At first, I figured Motian’s relatively recent passing was just on my mind. (See Motian Studies.) But no — while “Tahre” eventually gets into a more defined beat, driven by some signature Black cymbal crashes, I do think he’s channeling a bit of Motian on most of the track.

It’s a departure for Black, whose drumming in most contexts is rollicking, explosive, and several leagues removed from traditional jazz drumming. His Alas No Axis band is arguably closer to indie rock than jazz. (See Houseplant Arriveth.) Those elements are still present on Somatic. It’s just that the piano trio format opens new directions for Black to try, and that’s a good thing.
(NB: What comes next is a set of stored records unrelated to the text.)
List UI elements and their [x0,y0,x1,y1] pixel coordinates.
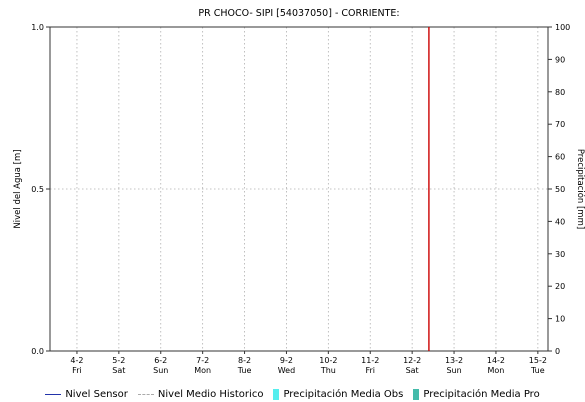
x-tick-day-label: Thu [320,366,336,375]
x-tick-day-label: Wed [278,366,295,375]
y-tick-label: 1.0 [31,23,44,32]
legend: Nivel Sensor Nivel Medio Historico Preci… [0,386,585,402]
y2-tick-label: 90 [555,55,565,64]
x-tick-day-label: Tue [237,366,252,375]
legend-label: Precipitación Media Pro [423,388,540,400]
legend-item-nivel-sensor: Nivel Sensor [45,389,128,400]
x-tick-day-label: Sat [406,366,419,375]
legend-item-nivel-medio-historico: Nivel Medio Historico [137,388,264,400]
y2-tick-label: 20 [555,282,565,291]
x-axis: 4-2Fri5-2Sat6-2Sun7-2Mon8-2Tue9-2Wed10-2… [70,351,547,375]
y2-tick-label: 80 [555,88,565,97]
x-tick-day-label: Sun [153,366,168,375]
y2-tick-label: 100 [555,23,570,32]
legend-label: Nivel Sensor [65,388,128,400]
legend-label: Nivel Medio Historico [157,388,264,400]
legend-swatch-bar-pro [413,388,420,400]
legend-swatch-solid-line [45,393,62,395]
y2-axis-title: Precipitación [mm] [575,149,585,229]
x-tick-date-label: 12-2 [403,356,421,365]
x-tick-day-label: Tue [530,366,545,375]
x-tick-day-label: Sat [112,366,125,375]
x-tick-day-label: Sun [446,366,461,375]
x-tick-date-label: 15-2 [529,356,547,365]
chart-title: PR CHOCO- SIPI [54037050] - CORRIENTE: [198,8,399,19]
legend-swatch-dashed-line [137,393,154,395]
x-tick-date-label: 4-2 [70,356,83,365]
legend-label: Precipitación Media Obs [283,388,404,400]
y2-tick-label: 10 [555,315,565,324]
y2-tick-label: 40 [555,217,565,226]
grid [50,27,548,351]
right-axis: 0 10 20 30 40 50 60 70 80 90 100 [548,23,570,356]
left-axis: 0.0 0.5 1.0 [31,23,50,356]
x-tick-date-label: 7-2 [196,356,209,365]
x-tick-date-label: 10-2 [319,356,337,365]
x-tick-day-label: Mon [194,366,211,375]
x-tick-day-label: Fri [72,366,82,375]
y2-tick-label: 0 [555,347,560,356]
y2-tick-label: 70 [555,120,565,129]
y2-tick-label: 60 [555,153,565,162]
legend-item-precipitacion-media-pro: Precipitación Media Pro [413,388,540,400]
x-tick-date-label: 14-2 [487,356,505,365]
y2-tick-label: 30 [555,250,565,259]
y-tick-label: 0.0 [31,347,44,356]
y-axis-title: Nivel del Agua [m] [13,149,23,228]
legend-item-precipitacion-media-obs: Precipitación Media Obs [273,388,404,400]
x-tick-date-label: 6-2 [154,356,167,365]
y-tick-label: 0.5 [31,185,44,194]
x-tick-day-label: Mon [488,366,505,375]
x-tick-date-label: 13-2 [445,356,463,365]
x-tick-date-label: 11-2 [361,356,379,365]
x-tick-date-label: 8-2 [238,356,251,365]
x-tick-date-label: 9-2 [280,356,293,365]
x-tick-day-label: Fri [365,366,375,375]
x-tick-date-label: 5-2 [112,356,125,365]
y2-tick-label: 50 [555,185,565,194]
legend-swatch-bar-obs [273,388,280,400]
The album consists of 10 Black compositions, and that indie-rock element is definitely present. “Hestbak” has the kind of hummable melody you’d find on an Alas No Axis album, played in comforting piano notes, and “Chibi Jones” is a slow and very pretty tune. “Terrotow” comes closer to Vince Guaraldi-style piano jazz, with a gentle, pattering theme backed by Black’s beat, quietly splashed out with lots of cymbals.

Austrian pianist Elias Stemseder is quite a find, and apparently quite young (20 or 21 at this writing). He’s got a patient, flowing way with the piano, working lovely solos out of Black’s quilted harmonies, yet leaving plenty of space for the bass and drums to share. Thomas Morgan is apparently one of the most in-demand bassists in New York these days. In fact, he’s got another piano-trio gig, with Craig Taborn, and he’s recorded in the piano trios of Masabumi Kikuchi and Dan Tepfer. He does other things too, like being in Steve Coleman’s band, but he’s certainly got the piano trio thing down.

Somatic sticks to a mostly comforting mood. Black doesn’t rock out much, and it’s interesting to hear him in this new context. Of the other tracks that stood out for me, “Somatic” is quite pretty and has the calm flow of a traditional piano trio. But “Protection” is more experimental, with spiky piano and poking bass. On that one, Black gives himself more leeway to rattle and wander on the drums; it’s a very Jim Black sound.